Getting the chance to lead a program at an institution such as the Waldorf Astoria therefore signifies a major achievement for anyone in the hospitality industry, whether in the kitchen or behind the bar, the equivalent of landing a leading role in an awards-chasing summer blockbuster or receiving a call up to the big leagues to start Game 1 for the Yankees. “This partnership is a dream come true and I welcome the challenge,” Bell says. “Having the opportunity to execute a cocktail program with elevated standards required for such a storied hotel like Waldorf Astoria New York is why I chose to work in this industry in New York City.”
Credit: Four Seasons
Back at TY Bar at the Four Seasons, Maloney’s menu puts the city front and center. It’s described as “a liquid love letter to New York City” and features cocktails separated into eras ranging from the Gilded Age, with historical notes on each classic’s inception, to the much-derided cocktail abyss of the ’80s, with reimagined takes on the Long Island Iced Tea and Sex on the Beach. Each section of the menu features recommended food pairings from chef Maria Tampakis, with a selection from the Swank and Swinging ’50s & ’60s potentially including a Three Martini Lunch flight of mini tinis alongside a tartare of steak Diane, for instance.
Hotel bars serve a unique role in that they not only need to match the property’s sense of grandeur, but also need to appeal to both visitors and locals, with a range of tastes and knowledge levels, at the same time. “I think the most difficult part of designing a hotel bar menu is getting the balance between comfort and curiosity,” Maloney says. “There are times that I get to a far-flung hotel, and I just want something easy and familiar to start with, something that isn’t going to make me think too much with my jet-lagged brain. Then after a quick freshen-up, it’s time to try something that evokes the local flavors, and showcases the creativity of the bar.”

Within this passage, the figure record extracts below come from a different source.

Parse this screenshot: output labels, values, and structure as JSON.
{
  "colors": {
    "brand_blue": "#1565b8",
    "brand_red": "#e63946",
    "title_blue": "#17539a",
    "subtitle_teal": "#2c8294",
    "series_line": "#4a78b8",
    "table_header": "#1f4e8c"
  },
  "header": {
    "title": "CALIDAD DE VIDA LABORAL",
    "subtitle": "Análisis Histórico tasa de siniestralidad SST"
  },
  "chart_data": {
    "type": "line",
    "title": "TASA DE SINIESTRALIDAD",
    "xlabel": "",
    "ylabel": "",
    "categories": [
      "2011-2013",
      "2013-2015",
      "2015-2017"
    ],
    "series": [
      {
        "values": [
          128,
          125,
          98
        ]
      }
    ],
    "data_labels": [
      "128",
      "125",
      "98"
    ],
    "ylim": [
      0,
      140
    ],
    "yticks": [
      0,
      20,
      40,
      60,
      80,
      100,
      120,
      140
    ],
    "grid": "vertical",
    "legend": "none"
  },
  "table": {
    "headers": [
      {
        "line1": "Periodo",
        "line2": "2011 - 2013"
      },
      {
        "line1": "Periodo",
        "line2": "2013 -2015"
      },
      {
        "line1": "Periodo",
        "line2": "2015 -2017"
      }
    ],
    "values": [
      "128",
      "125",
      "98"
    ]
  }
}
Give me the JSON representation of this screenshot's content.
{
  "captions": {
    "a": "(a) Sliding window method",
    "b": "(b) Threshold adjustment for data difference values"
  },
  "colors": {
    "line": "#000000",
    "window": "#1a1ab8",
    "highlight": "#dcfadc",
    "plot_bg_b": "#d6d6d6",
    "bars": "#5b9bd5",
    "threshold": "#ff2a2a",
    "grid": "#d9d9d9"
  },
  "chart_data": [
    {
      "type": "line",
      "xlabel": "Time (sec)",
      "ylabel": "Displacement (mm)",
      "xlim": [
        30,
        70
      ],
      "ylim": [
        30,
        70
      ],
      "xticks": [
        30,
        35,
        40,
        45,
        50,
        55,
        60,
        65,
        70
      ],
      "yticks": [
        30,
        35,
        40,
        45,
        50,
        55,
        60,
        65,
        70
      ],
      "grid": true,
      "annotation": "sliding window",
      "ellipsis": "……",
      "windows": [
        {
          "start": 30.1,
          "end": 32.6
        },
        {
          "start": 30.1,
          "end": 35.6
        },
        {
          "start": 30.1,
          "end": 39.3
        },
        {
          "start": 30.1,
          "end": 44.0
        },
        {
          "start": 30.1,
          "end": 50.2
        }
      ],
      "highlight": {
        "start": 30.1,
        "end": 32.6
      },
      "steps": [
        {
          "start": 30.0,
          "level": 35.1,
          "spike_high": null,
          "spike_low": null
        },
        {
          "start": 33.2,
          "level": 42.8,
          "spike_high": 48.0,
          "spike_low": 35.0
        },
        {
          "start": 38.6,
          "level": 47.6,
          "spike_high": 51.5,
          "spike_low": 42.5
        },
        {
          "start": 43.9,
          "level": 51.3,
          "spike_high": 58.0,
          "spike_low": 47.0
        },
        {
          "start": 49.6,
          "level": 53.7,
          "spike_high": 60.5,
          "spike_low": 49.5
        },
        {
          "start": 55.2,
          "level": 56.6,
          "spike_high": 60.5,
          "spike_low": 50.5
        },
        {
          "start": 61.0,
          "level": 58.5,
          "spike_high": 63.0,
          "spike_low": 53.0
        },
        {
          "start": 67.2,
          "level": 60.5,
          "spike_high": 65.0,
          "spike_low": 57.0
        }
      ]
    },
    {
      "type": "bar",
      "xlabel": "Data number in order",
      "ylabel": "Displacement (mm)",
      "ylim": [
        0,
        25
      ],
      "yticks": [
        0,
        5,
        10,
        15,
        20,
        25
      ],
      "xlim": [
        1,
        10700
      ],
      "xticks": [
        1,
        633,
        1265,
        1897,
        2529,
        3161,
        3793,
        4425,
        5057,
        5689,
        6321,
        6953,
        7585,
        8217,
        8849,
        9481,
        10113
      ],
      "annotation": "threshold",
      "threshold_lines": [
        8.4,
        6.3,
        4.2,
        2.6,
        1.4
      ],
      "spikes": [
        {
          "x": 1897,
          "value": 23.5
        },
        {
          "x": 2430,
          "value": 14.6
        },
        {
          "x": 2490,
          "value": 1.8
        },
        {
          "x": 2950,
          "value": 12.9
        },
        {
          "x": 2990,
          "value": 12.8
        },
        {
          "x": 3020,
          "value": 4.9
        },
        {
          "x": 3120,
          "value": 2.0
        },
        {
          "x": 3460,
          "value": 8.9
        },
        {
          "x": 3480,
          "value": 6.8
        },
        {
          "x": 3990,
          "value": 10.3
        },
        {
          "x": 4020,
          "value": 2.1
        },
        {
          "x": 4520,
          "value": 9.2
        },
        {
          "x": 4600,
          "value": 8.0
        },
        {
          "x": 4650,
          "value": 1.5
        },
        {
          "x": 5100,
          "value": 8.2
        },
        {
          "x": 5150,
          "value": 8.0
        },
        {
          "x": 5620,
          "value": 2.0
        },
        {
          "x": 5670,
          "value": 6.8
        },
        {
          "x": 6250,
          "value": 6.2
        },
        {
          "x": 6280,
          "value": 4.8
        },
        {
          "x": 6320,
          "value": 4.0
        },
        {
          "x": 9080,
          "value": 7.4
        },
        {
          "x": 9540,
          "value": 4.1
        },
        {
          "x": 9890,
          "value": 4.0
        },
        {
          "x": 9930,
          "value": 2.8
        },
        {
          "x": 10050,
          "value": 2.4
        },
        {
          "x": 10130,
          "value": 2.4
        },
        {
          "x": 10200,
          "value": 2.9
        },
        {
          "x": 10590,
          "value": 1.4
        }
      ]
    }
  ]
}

But whether it’s an out-of-town guest choosing to book that renowned Manhattan stay for a special trip to the Big Apple, or a local griping about the trials and tribulations of living in the very same place who nevertheless wants to come in for a big night on the town, elegance and style are what they’re after in every way. It’s only logical that the cocktail bar is now more a part of that equation than ever, and that many of New York’s most well-known bartenders are leading the charge.
“Luxury to me is thoughtfulness, and that’s what our entire bar program is about,” Bell says. “This hotel is the ‘Greatest of Them All,’ and guests should expect nothing less from its cocktail menu.”